Rosa de porcelana (Etlingera elatior) |
Há pessoas boas por pura preguiça. Outras são más pela mesma razão. Quer a verdadeira bondade quer a verdadeira maldade exigem esforço. Sérgio é um bom exemplo de alguém contra quem a vida se acirrou, desde muito cedo, à dentada e à patada, e que parecia condenado a permanecer para sempre no seu lado mais sombrio. Contudo, escolheu lutar contra a escuridão e triunfou. “Você leu ‘Capitães da Areia’?”, perguntou-me. E os olhos dele encheram-se de lágrimas. Sim, eu li Jorge Amado de uma ponta a outra. Aprendi com Jorge Amado, o qual, por sua vez, deve ter aprendido, nos terreiros, com a filosofia dos orixás, que somos todos feitos de um pouco de luz e de outro tanto de sombras.

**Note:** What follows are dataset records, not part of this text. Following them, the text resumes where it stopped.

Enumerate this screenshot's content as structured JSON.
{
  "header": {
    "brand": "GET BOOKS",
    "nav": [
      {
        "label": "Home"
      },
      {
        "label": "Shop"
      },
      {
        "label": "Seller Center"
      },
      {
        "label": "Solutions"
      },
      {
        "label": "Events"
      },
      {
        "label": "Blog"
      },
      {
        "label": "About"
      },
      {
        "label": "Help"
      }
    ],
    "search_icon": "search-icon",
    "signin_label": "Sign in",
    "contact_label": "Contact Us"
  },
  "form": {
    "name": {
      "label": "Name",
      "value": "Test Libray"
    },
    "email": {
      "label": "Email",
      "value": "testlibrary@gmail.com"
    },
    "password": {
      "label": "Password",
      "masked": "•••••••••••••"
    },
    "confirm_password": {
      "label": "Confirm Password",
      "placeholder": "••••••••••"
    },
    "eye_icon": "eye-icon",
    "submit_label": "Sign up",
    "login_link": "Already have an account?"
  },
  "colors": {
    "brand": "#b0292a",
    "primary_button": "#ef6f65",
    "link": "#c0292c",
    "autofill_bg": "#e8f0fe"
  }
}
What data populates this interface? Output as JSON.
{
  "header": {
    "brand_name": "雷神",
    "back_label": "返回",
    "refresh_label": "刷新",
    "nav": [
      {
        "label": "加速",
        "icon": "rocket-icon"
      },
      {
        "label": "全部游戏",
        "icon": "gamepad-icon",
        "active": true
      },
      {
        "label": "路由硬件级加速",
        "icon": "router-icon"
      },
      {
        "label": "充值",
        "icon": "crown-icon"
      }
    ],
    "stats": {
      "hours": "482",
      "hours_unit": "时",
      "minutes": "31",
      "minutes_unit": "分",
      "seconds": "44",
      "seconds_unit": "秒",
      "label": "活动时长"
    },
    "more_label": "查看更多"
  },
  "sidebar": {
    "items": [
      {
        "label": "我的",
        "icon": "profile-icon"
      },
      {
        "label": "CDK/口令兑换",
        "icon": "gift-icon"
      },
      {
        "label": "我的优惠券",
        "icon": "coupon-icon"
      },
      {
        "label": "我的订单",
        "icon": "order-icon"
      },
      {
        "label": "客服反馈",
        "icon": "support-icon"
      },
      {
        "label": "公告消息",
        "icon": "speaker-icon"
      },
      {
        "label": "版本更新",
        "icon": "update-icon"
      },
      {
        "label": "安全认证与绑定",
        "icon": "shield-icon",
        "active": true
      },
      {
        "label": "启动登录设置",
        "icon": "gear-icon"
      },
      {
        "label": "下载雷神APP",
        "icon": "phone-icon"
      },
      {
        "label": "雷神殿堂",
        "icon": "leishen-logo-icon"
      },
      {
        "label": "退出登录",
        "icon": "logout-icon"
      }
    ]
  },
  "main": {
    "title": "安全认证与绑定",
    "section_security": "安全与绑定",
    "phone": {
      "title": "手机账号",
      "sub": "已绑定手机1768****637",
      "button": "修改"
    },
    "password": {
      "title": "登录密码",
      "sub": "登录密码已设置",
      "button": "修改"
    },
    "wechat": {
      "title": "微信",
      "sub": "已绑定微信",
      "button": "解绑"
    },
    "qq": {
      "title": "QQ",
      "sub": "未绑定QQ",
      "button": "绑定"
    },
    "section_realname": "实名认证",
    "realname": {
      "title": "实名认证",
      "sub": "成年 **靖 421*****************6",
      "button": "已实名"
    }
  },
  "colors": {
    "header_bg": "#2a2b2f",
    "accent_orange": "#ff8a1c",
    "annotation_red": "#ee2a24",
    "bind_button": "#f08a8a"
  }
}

Conheci um antigo guerrilheiro, que viveu quase 20 anos nas matas de Angola, combatendo numa guerra insana e particularmente cruel, e que hoje cultiva e vende rosas de porcelana. A rosa de porcelana (Etlingera elatior) é uma planta, originária da Ásia, que foi introduzida com imenso sucesso em Angola, ainda no tempo colonial. Dá uma flor enorme, belíssima e delicada, que parece realmente ter sido moldada em porcelana. Visitei o antigo guerrilheiro em Benguela, uma velha cidade junto à costa, onde agora vive. Perguntei-lhe, como pergunto sempre a quem fez guerras, como consegue adormecer, à noite, tendo às costas tantos mortos e tanta dor. “Matar era fácil”, disse-me. “Era o que se esperava de nós. É muito mais difícil agora pensar nessas mortes. O que me salva hoje é a beleza das rosas.”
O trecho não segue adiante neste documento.